Introduction
Regression lines represent the best-fit linear relationship between two variables, $X$ and $Y$. In this post, we explore how to derive key statistical measures—the means, coefficients, correlation, and standard deviations—directly from the equations of the regression lines.
Given Equations
- $3X + 4Y = 65$
- $3X + Y = 32$
Step 1: Finding the Means ($\bar{x}, \bar{y}$)
The point of intersection of the two regression lines is the point $(\bar{x}, \bar{y})$.

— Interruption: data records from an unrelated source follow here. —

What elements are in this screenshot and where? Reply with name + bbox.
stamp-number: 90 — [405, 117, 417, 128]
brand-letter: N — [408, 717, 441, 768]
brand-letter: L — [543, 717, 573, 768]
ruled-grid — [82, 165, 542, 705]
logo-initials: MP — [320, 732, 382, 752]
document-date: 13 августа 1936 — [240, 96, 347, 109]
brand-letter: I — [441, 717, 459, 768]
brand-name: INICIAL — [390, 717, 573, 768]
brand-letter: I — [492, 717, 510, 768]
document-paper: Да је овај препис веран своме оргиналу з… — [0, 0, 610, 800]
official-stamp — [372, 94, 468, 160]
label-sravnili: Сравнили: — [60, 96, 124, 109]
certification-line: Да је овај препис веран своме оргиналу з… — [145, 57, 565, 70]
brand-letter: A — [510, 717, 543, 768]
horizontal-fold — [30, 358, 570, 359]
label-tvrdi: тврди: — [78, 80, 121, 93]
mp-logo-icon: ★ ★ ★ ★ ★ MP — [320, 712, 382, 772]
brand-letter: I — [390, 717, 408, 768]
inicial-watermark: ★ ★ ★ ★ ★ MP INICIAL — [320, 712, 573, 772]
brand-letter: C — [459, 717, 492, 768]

Subtract eq(2) from eq(1): $(3X + 4Y) - (3X + Y) = 65 - 32$ $3Y = 33 \Rightarrow Y = 11$ Substitute $Y = 11$ into eq(2): $3X + 11 = 32 \Rightarrow 3X = 21 \Rightarrow X = 7$ Thus, $\bar{x} = 7$ and $\bar{y} = 11$.
Step 2: Finding Regression Coefficients ($b_{yx}$ and $b_{xy}$)
We must determine which line is $Y$ on $X$ and which is $X$ on $Y$. We assume $b_{yx} \cdot b_{xy} \le 1$ to ensure a valid correlation coefficient.
Case A: $3X + 4Y = 65$ is $Y$ on $X$ ($Y = -\frac{3}{4}X + \dots$) $\Rightarrow b_{yx} = -0.75$ Case B: $3X + Y = 32$ is $X$ on $Y$ ($X = -\frac{1}{3}Y + \dots$) $\Rightarrow b_{xy} = -0.33$ Check: $b_{yx} \cdot b_{xy} = (-0.75)(-0.33) = 0.25 \le 1$. This is valid.
Step 3: Correlation Coefficient ($r$)
$r = \pm \sqrt{b_{yx} \cdot b_{xy}} = \pm \sqrt{0.25} = -0.5$ (The negative sign is chosen because both slopes are negative).
Step 4: Ratio of Standard Deviations
We know $b_{yx} = r \cdot \frac{s_y}{s_x}$ and $b_{xy} = r \cdot \frac{s_x}{s_y}$. Thus, $\frac{b_{yx}}{r} = \frac{s_y}{s_x} = \frac{-0.75}{-0.5} = 1.5$. The ratio of $s_x$ to $s_y$ is the inverse.